In allegato sul sito di Arpat c’è un file con centinaia di dati, rilevazioni, punto esatto del monitoraggio ecc. per cui nessuno in regione può più far finta di niente. I dati ci sono, esistono e vanno solo letti. E non per mera conoscenza o per cultura ma per capire cosa si può fare per cambiare questo trend pericolosissimo per la natura, per salute umana di tutti gli abitanti della regione Toscana, situazione che sempre a detta di Arpat è ormai costante da anni. L’agenzia regionale chiede nel dossier anche una serie di cambiamenti nelle normative sui monitoraggi. “Ciò comporta la necessità, per chi esegue i campionamenti di spostarsi sul territorio per ricercare punti di accesso all’alveo che risultino in sicurezza e al contempo rappresentativi dell’habitat da studiare.

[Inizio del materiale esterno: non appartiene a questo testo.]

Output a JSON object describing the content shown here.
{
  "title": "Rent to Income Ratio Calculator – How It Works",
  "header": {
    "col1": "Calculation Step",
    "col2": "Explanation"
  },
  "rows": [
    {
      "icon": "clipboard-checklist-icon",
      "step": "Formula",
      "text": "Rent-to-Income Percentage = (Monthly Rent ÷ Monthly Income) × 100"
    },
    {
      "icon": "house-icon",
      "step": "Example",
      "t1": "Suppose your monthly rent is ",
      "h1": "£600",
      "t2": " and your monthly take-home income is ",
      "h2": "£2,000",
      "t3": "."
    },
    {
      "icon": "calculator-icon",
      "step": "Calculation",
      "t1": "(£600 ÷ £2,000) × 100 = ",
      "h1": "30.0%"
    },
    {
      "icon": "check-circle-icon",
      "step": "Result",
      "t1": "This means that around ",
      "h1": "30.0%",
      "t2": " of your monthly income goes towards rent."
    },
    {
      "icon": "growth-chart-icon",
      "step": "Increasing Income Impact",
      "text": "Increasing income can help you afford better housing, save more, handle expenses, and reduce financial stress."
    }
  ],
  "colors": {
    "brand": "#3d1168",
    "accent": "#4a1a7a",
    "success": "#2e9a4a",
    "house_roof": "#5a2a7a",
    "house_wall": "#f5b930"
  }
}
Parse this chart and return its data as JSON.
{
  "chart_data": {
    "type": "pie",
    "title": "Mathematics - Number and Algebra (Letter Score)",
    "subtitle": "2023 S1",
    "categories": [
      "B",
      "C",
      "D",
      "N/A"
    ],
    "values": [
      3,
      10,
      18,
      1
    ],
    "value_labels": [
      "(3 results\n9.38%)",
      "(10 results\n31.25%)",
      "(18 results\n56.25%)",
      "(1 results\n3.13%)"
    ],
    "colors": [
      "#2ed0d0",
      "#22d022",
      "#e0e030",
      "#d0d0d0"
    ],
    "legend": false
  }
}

A tali difficoltà, negli ultimi anni, si sta aggiungendo il problema delle frequenti secche dovute ovviamente a condizioni meteo più drastiche. In considerazione di quanto detto, è auspicabile una revisione della delibera che sostituisca e integri i punti di monitoraggio, rendendoli più idonei alle attività di campionamento chimico e biologico”. La battaglia tra controllori e controllati prosegue, nel mezzo non solo il rispetto delle regole ma anche il benessere dell’ambiente, della natura e la salute di tutti, quando in ballo ci sono sostanze chimiche, utilissime per le industrie ma sempre molto rischiose.